WASHINGTON (DTN) -- Unsurprisingly, the farm economy throughout much of the Plains dipped in the second quarter of 2018 along with a sharp decline in prices for farm commodities, according to the Kansas City Fed's quarterly Ag Credit Survey.
Along with a poorer economic situation, the Federal Reserve's Tenth District also reported credit conditions for farmers are deteriorating, and bankers are also seeing a modest rise in problems with loan repayment. That's also translating to a small rise in bankers declining loan applications.
The Tenth District, based in Kansas City, Missouri, includes Kansas, western Missouri, Nebraska, Oklahoma and Mountain states, including Colorado, northern New Mexico and Wyoming.
The decline in farm income "accelerated" as crop prices fell in June. Bankers reported a sharp decline in prices, especially prices for corn and soybeans, which each fell 17% in June. The district survey added that income is expected to remain subdued in the next three months, "but that effect could be exacerbated in states more heavily concentrated in commodities -- such as soybeans -- that have been targeted by retaliatory tariffs."
In Nebraska and Missouri, which more heavily grow corn and soybeans, more than 50% of respondents to the Fed's survey expect farm income to fall in the next three months. Along with that, nearly 90% of bankers in those states also indicated weaker overall business activity as a result of the agricultural economy in the states.
The results were a little better in Oklahoma and Mountain states with 35% of respondents expecting income to be lower in the next quarter. About 60% of bankers in those states cited weaker overall business activity. Oklahoma was one of the strong points with only 27% reporting weaker activity.
Demand for farm loans in the district remains high, but bankers expect loan demand to increase over the next quarter, as well, "reflecting anticipated increases to operating loan balances through the end of the growing season."
At the same time, the survey shows the loan-repayment rate is deteriorating slightly after improving in the last quarter of 2017. And the pace of loan renewals and extensions is gradually declining with banks as well.
Loan-repayment problems overall are building on increases in recent years. The survey stated, "On average, bankers across the district reported that nearly 30% of the dollar volume of their farm loan portfolios was experiencing at least minor repayment problems." Nebraska and Mountain states reported slightly higher problems with repayment.

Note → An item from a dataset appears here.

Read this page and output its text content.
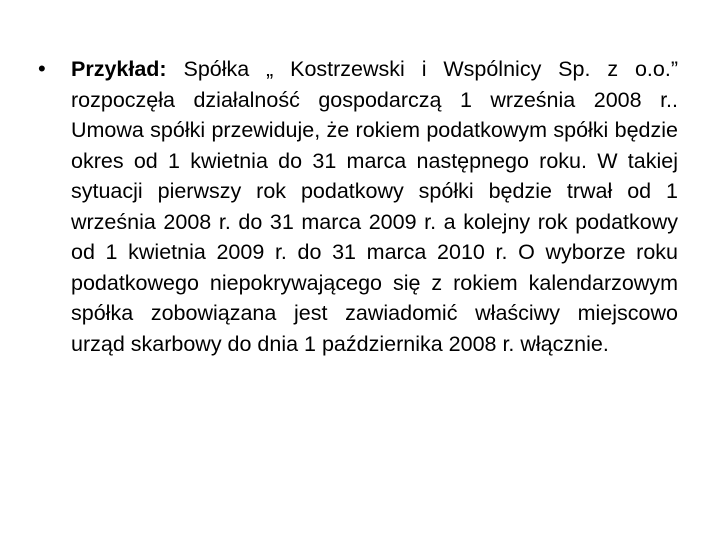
• Przykład: Spółka „ Kostrzewski i Wspólnicy Sp. z o.o.” rozpoczęła działalność gospodarczą 1 września 2008 r.. Umowa spółki przewiduje, że rokiem podatkowym spółki będzie okres od 1 kwietnia do 31 marca następnego roku. W takiej sytuacji pierwszy rok podatkowy spółki będzie trwał od 1 września 2008 r. do 31 marca 2009 r. a kolejny rok podatkowy od 1 kwietnia 2009 r. do 31 marca 2010 r. O wyborze roku podatkowego niepokrywającego się z rokiem kalendarzowym spółka zobowiązana jest zawiadomić właściwy miejscowo urząd skarbowy do dnia 1 października 2008 r. włącznie.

District wide, about 3-4% of loans fell into the "severe repayment problems category" while the "major repayment problems" took up about 10% of loans and "minor repayment problems" accounted for about 17-18% of the loan issues that bankers reported.
The issues with repayment have led bankers to increase denials for loan applications, even though most banks reported they had denied relatively few applications overall. Still, the Fed survey noted the percent of bankers denying at least 4% of operating loans has increased steadily since 2015.
The price of all loans is also inching upward. Both variable-rate and fixed-rate loans for operations, machinery and farmland are steadily higher with the cost of fixed-rate operating loans above 6.25% compared to under 6% a year ago. That's about the same for machinery loans, while real-estate loans are hovering at the 6% mark but up more than 0.25% from the same time last year.
All that said, farmland values generally remain steady, but under continued pressure due to those higher rates. The survey says the value of irrigated cropland in the district is about 4% below last year's value. The decline in value for irrigated land was a little steeper year over year in Nebraska with a 7% drop in value. Non-irrigated land continues to hold much of its value as the district noted, "The year-over-year decline in the value of non-irrigated cropland was the smallest since early 2015, a time when values for all and types began to decrease from historical highs."
Rangeland in Mountain states (Colorado, northern New Mexico and Wyoming) and Oklahoma, however, are growing in value at a 6% bump above 2017 values.
Coupled with that lower income, about half the bankers in the district reported lower capital expenditures by farmers, and 30% reported lower household expenditures as well. Bankers generally expect farmers to continue reducing spending in the coming months, though the survey did not forecast that as sharply as in previous quarters.